Bedah buku yang mengungkap masa lampau Krui, Pesisir Barat. |
INILAMPUNG, Krui - Daerah Krui, Kabupaten Pesisir Barat, pada masa silam memiliki perdaban besar dan sejarah panjang kemaritiman.
Hal itu terungkap dalam bedah buku Kroe Tempo Doeloe dalam catatan O.L. Helfrich di GSG Selalaw, Pesisir Tengah, Kabupaten Pesisir Barat, Selasa, 26 Oktober 2021. Kegiatan ini digelar KAHMI Pesisir Barat
Wakil Bupati A. Zulqoini Syarif, pada kesempatan itu, mengatakan setiap tempat pasti memiliki sejarahnya masing-masing.
Pada masa kekuasaan Inggris di Nusantara tahun 1811-1816, wilayah Kabupaten Pesisir Barat dengan pusat pemerintahan dan pusat aktivitas ekonominya di Krui, masuk wilayah administrasi Keresidenan Bengkulu.
Saat terjadinya Perjanjian London antara Inggris dan Belanda, berlangsung pertukaran daerah jajahan. Belanda memperoleh Bengkulu, sedangkan Inggris diakui haknya oleh Belanda atas Malaka dan Tumasik atau Singapura.
Pada 1817, Pemerintah Kolonial Belanda meresmikan terbentuknya Keresidenan Lampung dibawah seorang residen yang berkedudukan di Terbanggi (kini Lampung Tengah) kemudian pindah ke Telukbetung (Bandarlampung).
Kejayaan Krui pada zaman lampau juga bisa ditemukan dalam peta pelayaran Nusantara pada tahun 1411 M yang menyatakan di Pulau Sumatera hanya terdapat beberapa kota pelabuhan.

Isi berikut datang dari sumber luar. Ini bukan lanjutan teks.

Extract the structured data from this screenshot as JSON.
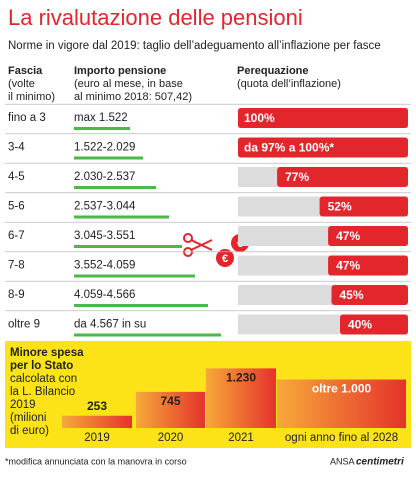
{
  "header": {
    "title": "La rivalutazione delle pensioni",
    "subtitle": "Norme in vigore dal 2019: taglio dell’adeguamento all’inflazione per fasce"
  },
  "table": {
    "columns": [
      [
        "Fascia",
        "(volte",
        "il minimo)"
      ],
      [
        "Importo pensione",
        "(euro al mese, in base",
        "al minimo 2018: 507,42)"
      ],
      [
        "Perequazione",
        "(quota dell’inflazione)"
      ]
    ],
    "rows": [
      {
        "fascia": "fino a 3",
        "importo": "max 1.522",
        "perequazione": 100,
        "perequazione_label": "100%"
      },
      {
        "fascia": "3-4",
        "importo": "1.522-2.029",
        "perequazione": 100,
        "perequazione_label": "da 97% a 100%*"
      },
      {
        "fascia": "4-5",
        "importo": "2.030-2.537",
        "perequazione": 77,
        "perequazione_label": "77%"
      },
      {
        "fascia": "5-6",
        "importo": "2.537-3.044",
        "perequazione": 52,
        "perequazione_label": "52%"
      },
      {
        "fascia": "6-7",
        "importo": "3.045-3.551",
        "perequazione": 47,
        "perequazione_label": "47%"
      },
      {
        "fascia": "7-8",
        "importo": "3.552-4.059",
        "perequazione": 47,
        "perequazione_label": "47%"
      },
      {
        "fascia": "8-9",
        "importo": "4.059-4.566",
        "perequazione": 45,
        "perequazione_label": "45%"
      },
      {
        "fascia": "oltre 9",
        "importo": "da 4.567 in su",
        "perequazione": 40,
        "perequazione_label": "40%"
      }
    ]
  },
  "spesa": {
    "title": [
      "Minore spesa",
      "per lo Stato"
    ],
    "description": [
      "calcolata con",
      "la L. Bilancio",
      "2019",
      "(milioni",
      "di euro)"
    ],
    "categories": [
      "2019",
      "2020",
      "2021",
      "ogni anno fino al 2028"
    ],
    "values": [
      253,
      745,
      1230,
      1000
    ],
    "value_labels": [
      "253",
      "745",
      "1.230",
      "oltre 1.000"
    ]
  },
  "footnote": "*modifica annunciata con la manovra in corso",
  "credit": [
    "ANSA",
    "centimetri"
  ]
}
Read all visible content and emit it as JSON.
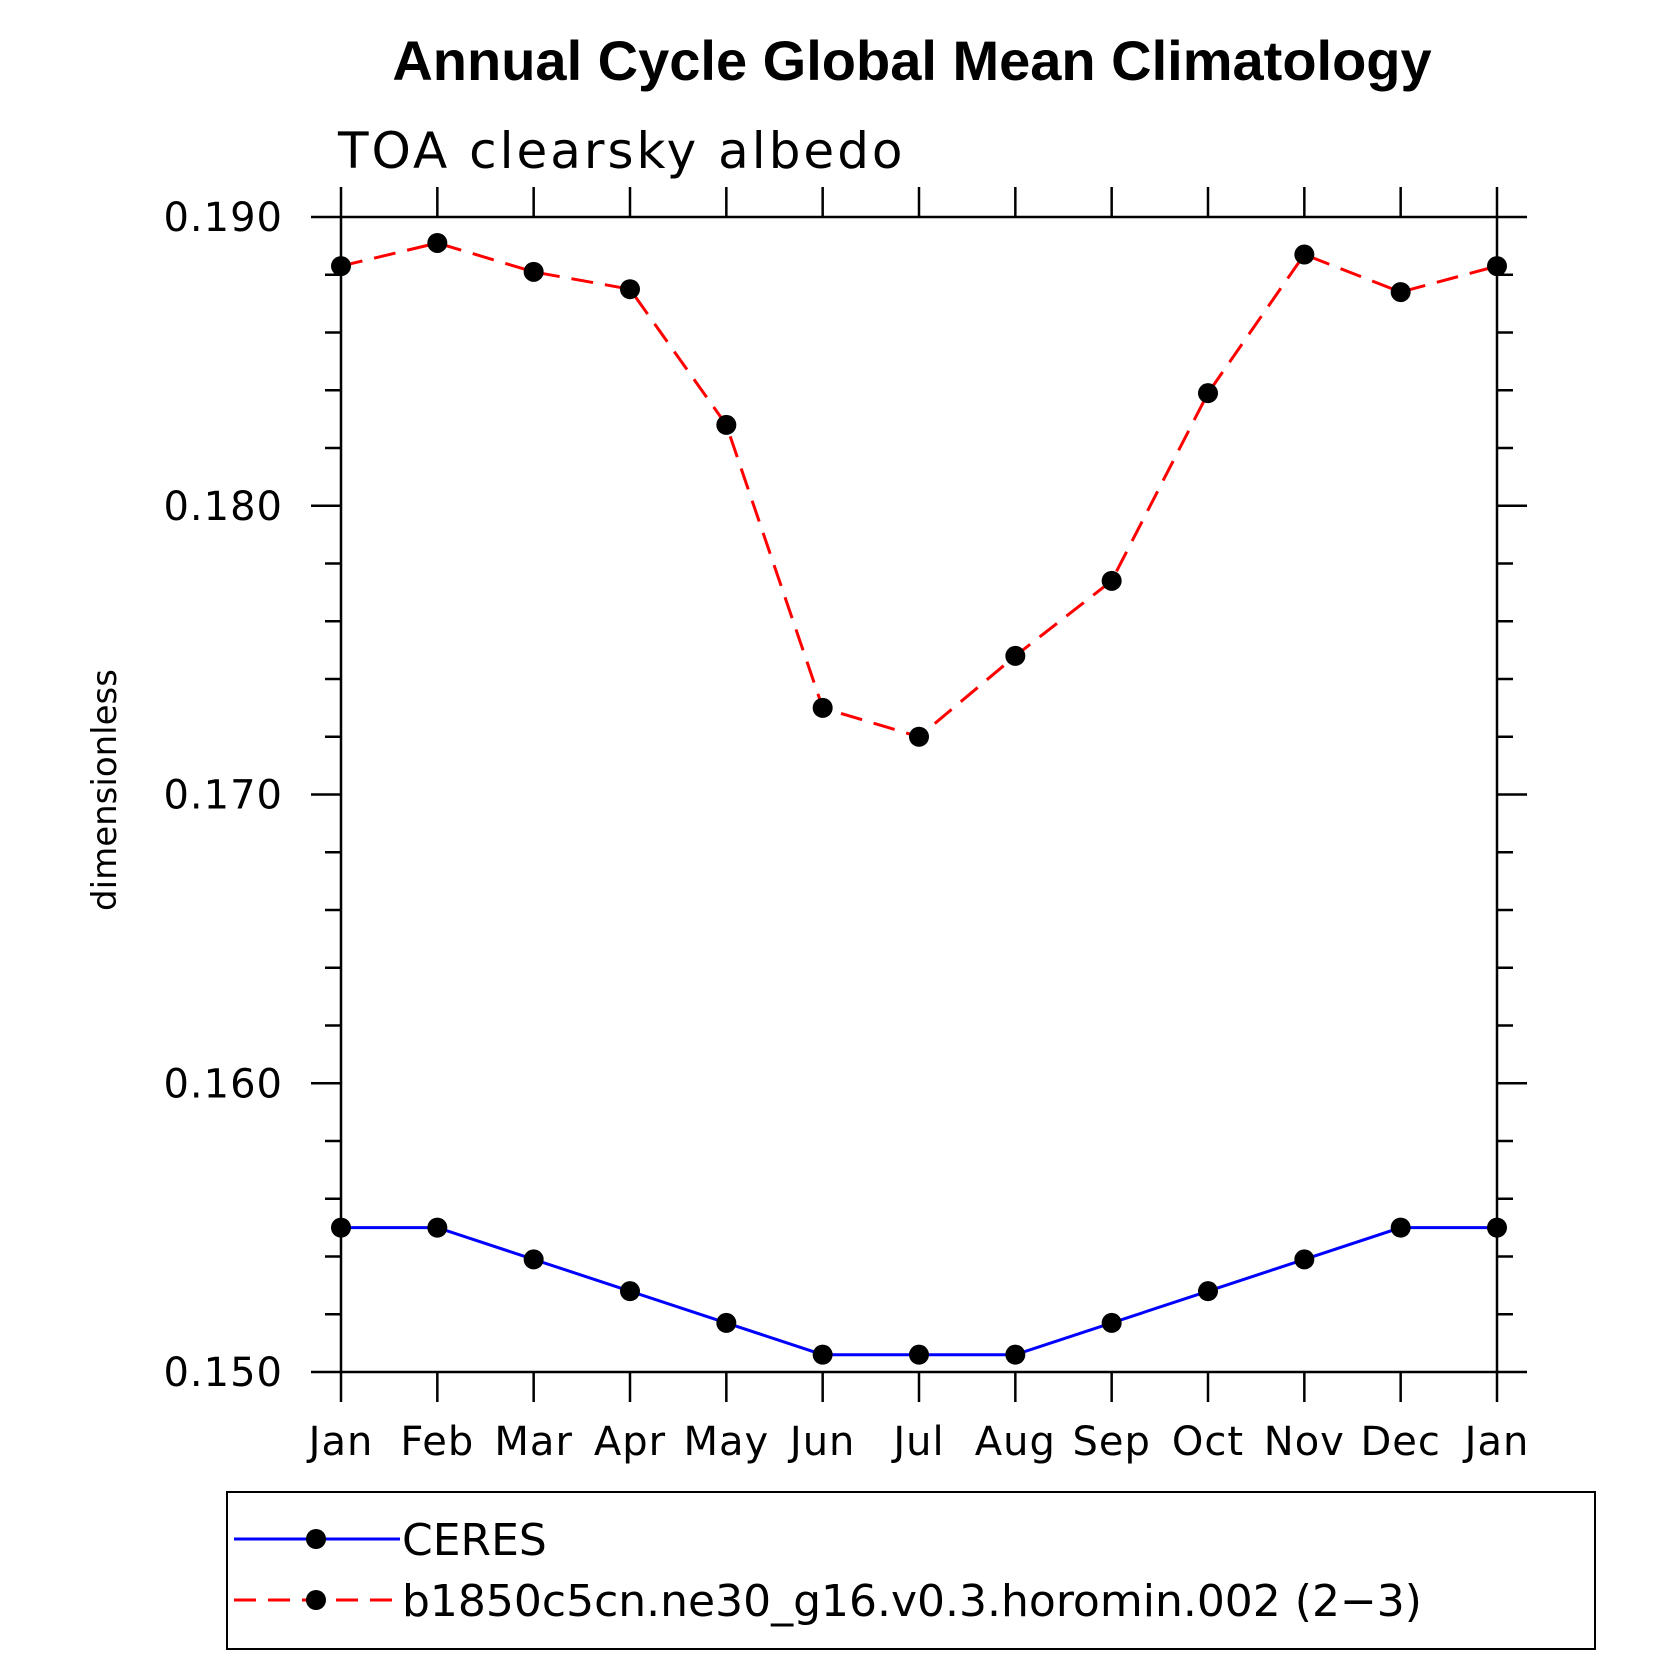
{
  "chart_data": {
    "type": "line",
    "title": "Annual Cycle Global Mean Climatology",
    "subtitle": "TOA clearsky albedo",
    "xlabel": "",
    "ylabel": "dimensionless",
    "categories": [
      "Jan",
      "Feb",
      "Mar",
      "Apr",
      "May",
      "Jun",
      "Jul",
      "Aug",
      "Sep",
      "Oct",
      "Nov",
      "Dec",
      "Jan"
    ],
    "ylim": [
      0.15,
      0.19
    ],
    "yticks": [
      "0.150",
      "0.160",
      "0.170",
      "0.180",
      "0.190"
    ],
    "ytick_values": [
      0.15,
      0.16,
      0.17,
      0.18,
      0.19
    ],
    "grid": false,
    "legend_position": "bottom",
    "series": [
      {
        "name": "CERES",
        "color": "#0000ff",
        "line_style": "solid",
        "marker": "filled-circle",
        "values": [
          0.155,
          0.155,
          0.1539,
          0.1528,
          0.1517,
          0.1506,
          0.1506,
          0.1506,
          0.1517,
          0.1528,
          0.1539,
          0.155,
          0.155
        ]
      },
      {
        "name": "b1850c5cn.ne30_g16.v0.3.horomin.002 (2−3)",
        "color": "#ff0000",
        "line_style": "dashed",
        "marker": "filled-circle",
        "values": [
          0.1883,
          0.1891,
          0.1881,
          0.1875,
          0.1828,
          0.173,
          0.172,
          0.1748,
          0.1774,
          0.1839,
          0.1887,
          0.1874,
          0.1883
        ]
      }
    ]
  }
}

Diantaranya, Kota Pelabuhan Pasee (Aceh), Andipura (Riau), Manincabo (Padang), Lu-Shiangshe (Bengkulu), Krui-Lampung, Jambi, dan nama Negeri Crivijaya di Musi Selembar.
Selanjutnya, berdasarkan catatan dan data yang ada, Krui pada masa lampau jelas memiliki peradaban besar dengan sejarah kemaritiman yang panjang.
Oleh karena, Zulqoini berharap, bedah buku Kroe Tempo Doeloe dapat menjadi salah satu pintu pembuka bagi masyarakat Krui, terutama bagi para penggiat dan pecinta sejarah agar dapat terus menggali sejarah lokal yang ada di Negeri Sai Batin dan Para Ulama.
Sebagian bukti sejarah masih dapat ditemui di beberapa tempat. Mulai dari dermaga Kuala Stabas, gedung Pengadilan Rakyat, mercusuar serta beberapa bangunan dari arsitektur khas Kolonial Belanda.
"Saya sampaikan apresiasi yang tinggi dan terimakasih kepada KAHMI Kabupaten Pesisir Barat yang telah menyelenggaran kegiatan ini serta kepada penulis Kroe Tempo Doeloe, Elly Dharmawanti dan Fadlun Abid atas upaya dan kerja kerasnya menterjemahkan jurnal tentang krui pada masa Kolonial Belanda," katanya.
"Saya berharap buku ini nanti dapat menjadi awal yang baik bagi lahirnya berbagai karya terbaik dari putra putri kabupaten Pesisir Barat lainnya. Semoga kita semua dapat terus berkontribusi, mengembangkan melestarikan sejarah, adat budaya serta kearipan lokal yang ada di Kabupaten Pesisir Barat," katanya. (eva/inilampung.com).